Extended Data Fig. 3 |. Analysis of activated, resting, and parental T cell subsets in relation to severe irAE development.

a, Association between severe irAE development and pretreatment levels of T cell states identified by unsupervised clustering (left) and memory-like T cell states identified by Azimuth (right) in 13 PBMC samples profiled by scRNA-seq (Figs. 1 and 3a). Activated cells were defined as those expressing HLA-DX or MKI67 (CPM > 0); resting cells were defined by the absence of HLA-DX and MKI67 expression (CPM = 0). b, Left: Association between severe irAE development and pretreatment levels of memory T cell subsets, total CD4 and CD8 T cells, and total T cells quantified by CyTOF, for all 18 patients analyzed in the single-cell discovery cohort (Figs. 1 and 2a). Activated phenotypes were defined as CD38⁺ or HLA-DR⁺ or Ki67⁺. Resting phenotypes were defined as CD38⁻HLA-DR⁻Ki67⁻. Right: ROC plot showing the performance of activated and resting CD4 TEM subsets (left panel) for predicting severe irAE development. Cell fractions were assessed relative to total PBMC content. Statistical significance in a, b was determined by a two-sided, unpaired Wilcoxon rank sum test and nominal −log₁₀ P-values are displayed. −log₁₀ P-values were further multiplied by −1 for associations with no severe irAE. See also Supplementary Table 6.

Extended Data Fig. 4 |. Extended characterization of immune repertoire diversity from single-cell V(D)J sequencing data.

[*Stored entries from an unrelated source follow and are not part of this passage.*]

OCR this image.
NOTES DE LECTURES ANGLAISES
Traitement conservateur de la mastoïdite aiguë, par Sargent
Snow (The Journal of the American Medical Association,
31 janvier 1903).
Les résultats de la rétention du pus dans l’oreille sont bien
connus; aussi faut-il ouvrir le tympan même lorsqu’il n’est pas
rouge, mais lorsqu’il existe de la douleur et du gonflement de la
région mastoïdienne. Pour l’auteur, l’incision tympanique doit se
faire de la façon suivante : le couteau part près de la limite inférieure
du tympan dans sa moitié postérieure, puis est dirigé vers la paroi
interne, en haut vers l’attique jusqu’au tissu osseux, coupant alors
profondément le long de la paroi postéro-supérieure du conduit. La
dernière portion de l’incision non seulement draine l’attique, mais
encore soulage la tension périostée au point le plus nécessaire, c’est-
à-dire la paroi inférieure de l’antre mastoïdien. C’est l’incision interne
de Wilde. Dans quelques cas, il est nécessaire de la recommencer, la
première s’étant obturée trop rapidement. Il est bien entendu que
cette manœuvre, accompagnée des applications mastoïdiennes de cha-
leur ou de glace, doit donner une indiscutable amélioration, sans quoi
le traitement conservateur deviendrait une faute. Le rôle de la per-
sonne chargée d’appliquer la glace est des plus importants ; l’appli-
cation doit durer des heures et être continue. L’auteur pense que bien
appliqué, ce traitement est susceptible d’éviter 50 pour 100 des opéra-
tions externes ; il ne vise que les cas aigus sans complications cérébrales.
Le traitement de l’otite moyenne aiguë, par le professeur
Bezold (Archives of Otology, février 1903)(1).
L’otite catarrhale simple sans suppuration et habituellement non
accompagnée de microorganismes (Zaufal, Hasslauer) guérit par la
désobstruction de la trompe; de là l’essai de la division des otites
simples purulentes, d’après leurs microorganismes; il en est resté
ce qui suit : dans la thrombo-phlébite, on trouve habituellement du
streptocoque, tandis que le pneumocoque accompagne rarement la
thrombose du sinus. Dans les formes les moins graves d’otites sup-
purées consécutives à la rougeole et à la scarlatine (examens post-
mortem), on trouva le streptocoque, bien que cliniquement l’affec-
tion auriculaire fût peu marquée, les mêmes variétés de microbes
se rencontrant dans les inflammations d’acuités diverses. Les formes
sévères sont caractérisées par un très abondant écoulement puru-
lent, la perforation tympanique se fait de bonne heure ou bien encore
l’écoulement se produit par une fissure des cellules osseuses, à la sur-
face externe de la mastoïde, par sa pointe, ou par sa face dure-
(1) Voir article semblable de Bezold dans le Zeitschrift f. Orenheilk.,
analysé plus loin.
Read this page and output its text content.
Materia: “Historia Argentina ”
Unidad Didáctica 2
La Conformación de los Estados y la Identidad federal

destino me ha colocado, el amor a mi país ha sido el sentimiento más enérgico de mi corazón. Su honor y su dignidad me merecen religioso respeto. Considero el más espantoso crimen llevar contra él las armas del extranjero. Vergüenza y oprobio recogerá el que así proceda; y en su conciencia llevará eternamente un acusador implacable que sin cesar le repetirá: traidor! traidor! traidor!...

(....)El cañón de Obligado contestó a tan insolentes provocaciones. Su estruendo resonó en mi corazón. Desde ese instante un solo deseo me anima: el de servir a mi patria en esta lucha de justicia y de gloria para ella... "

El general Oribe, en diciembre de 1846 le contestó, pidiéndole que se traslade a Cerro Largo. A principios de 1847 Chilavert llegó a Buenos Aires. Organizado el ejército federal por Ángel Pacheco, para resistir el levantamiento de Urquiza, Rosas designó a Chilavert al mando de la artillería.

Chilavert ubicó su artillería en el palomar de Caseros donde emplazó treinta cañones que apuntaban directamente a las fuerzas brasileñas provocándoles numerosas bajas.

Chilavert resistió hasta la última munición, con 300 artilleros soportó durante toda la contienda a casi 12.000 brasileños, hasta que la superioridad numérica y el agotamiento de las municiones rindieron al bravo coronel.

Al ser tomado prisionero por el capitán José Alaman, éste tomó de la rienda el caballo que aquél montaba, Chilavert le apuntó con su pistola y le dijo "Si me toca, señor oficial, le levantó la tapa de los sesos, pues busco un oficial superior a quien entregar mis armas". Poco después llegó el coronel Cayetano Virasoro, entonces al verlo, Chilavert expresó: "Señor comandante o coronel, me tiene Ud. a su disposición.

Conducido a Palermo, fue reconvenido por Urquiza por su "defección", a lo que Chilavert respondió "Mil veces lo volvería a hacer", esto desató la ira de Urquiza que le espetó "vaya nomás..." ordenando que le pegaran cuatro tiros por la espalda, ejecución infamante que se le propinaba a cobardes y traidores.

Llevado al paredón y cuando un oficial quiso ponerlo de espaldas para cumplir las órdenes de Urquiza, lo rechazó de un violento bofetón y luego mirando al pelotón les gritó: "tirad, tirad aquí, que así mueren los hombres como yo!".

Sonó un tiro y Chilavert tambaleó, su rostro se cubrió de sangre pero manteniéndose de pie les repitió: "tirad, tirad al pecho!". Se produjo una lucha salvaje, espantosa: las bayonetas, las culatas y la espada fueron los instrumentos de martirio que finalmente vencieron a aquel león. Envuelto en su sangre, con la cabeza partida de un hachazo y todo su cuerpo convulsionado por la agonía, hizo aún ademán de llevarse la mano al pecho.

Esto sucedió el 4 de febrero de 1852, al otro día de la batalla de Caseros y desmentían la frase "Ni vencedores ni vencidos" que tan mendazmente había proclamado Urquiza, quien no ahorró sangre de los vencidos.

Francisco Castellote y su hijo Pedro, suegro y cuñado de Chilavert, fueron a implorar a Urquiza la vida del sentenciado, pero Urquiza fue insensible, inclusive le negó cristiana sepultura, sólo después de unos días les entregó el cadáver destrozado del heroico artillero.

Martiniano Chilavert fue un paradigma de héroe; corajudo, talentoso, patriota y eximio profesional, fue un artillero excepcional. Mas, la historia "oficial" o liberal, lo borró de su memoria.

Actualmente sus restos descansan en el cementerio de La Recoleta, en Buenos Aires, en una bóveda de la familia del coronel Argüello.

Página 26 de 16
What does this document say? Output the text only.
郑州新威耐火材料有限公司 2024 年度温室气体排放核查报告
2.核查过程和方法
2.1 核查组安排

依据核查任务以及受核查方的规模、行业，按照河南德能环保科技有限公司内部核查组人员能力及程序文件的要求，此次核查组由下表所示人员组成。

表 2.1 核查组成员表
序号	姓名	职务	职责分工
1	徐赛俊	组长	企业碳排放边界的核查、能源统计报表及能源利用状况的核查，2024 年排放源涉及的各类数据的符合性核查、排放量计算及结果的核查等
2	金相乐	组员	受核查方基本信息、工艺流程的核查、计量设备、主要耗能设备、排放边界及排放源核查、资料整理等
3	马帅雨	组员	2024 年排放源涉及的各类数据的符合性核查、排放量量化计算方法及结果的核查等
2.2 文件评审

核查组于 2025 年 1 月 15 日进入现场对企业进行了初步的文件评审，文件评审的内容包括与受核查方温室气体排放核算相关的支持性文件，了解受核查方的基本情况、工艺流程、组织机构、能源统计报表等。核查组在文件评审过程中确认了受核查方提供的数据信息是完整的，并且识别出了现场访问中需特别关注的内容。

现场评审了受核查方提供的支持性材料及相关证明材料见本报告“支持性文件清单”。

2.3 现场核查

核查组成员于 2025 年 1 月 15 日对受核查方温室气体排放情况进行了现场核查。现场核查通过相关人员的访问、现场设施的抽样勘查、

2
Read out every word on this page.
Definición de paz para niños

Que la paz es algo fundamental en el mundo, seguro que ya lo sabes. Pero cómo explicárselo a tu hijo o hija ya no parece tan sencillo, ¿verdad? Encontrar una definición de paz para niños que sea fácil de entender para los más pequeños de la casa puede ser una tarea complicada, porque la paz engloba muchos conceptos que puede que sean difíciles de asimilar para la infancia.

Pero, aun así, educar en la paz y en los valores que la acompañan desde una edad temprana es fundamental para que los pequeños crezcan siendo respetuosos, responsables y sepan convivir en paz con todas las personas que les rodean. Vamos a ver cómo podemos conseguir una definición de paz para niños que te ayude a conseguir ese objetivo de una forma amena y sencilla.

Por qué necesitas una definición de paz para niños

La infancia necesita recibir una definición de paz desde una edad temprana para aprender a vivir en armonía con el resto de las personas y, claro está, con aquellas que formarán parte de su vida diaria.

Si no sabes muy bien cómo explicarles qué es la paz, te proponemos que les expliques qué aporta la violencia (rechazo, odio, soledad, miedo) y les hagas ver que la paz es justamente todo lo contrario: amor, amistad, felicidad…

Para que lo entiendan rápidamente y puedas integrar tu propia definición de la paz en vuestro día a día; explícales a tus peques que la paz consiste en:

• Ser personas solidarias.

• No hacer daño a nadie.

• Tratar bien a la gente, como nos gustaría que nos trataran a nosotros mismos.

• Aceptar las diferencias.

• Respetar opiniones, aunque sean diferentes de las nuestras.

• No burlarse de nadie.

a, Key TCR diversity measures and the impact of cell abundance, TCR richness, and distinct clonal repertoires on such measures. Hypothetical CD4 naïve and TEM cell subsets are shown as examples. Triangles depicting differences in magnitude are not drawn to scale. b, Mean Shannon entropy versus mean clonality (1 ‒ Pielou’s evenness) for each CD4 T cell state identified by unsupervised clustering of scRNA-seq data. CD4 T 5 + 3 (Fig. 3b,c), a TEM state enriched for activated cells, shows elevated clonality relative to other CD4 states, as expected for this phenotype⁷⁷, while also showing higher diversity (Shannon entropy), indicating elevated richness. c, Distribution of EM-like CD4 T cell states (from Fig. 3f) with available scTCR clonotype data. d, Association between severe irAE development and TCR diversity (Shannon entropy) in pseudo-bulk T cells from pretreatment blood, shown for all T cell states identified by scRNA-seq (left) and after the removal of the EM-like states indicated in panel c (no severe irAE, n = 5 patients; severe irAE, n = 4 patients). e, Same as d but shown for EM-like states alone. f, Area under the curve (AUC) for the association between pretreatment peripheral TCR diversity (Shannon entropy) and severe irAE development, shown for all combinations of the constituent cell states in e, including the combined CD4 T 5 + 3 cluster after restricting to activated cells (CPM > 0 for HLA-DX or MKI67). Of note, no other combination of activated EM-like states achieved an AUC > 0.85 in this analysis. g, BCR clonotype diversity (Shannon entropy), shown for each B cell state identified by unsupervised clustering (Fig. 3a). In b, d–f, only patients with at least 100 TCR clones were analyzed (n = 9; Methods). The same patients were analyzed in g for consistency. In panels d, e, and g, center lines, bounds of the box, and whiskers indicate medians, 1^st and 3^rd quartiles, and minimum and maximum values, respectively.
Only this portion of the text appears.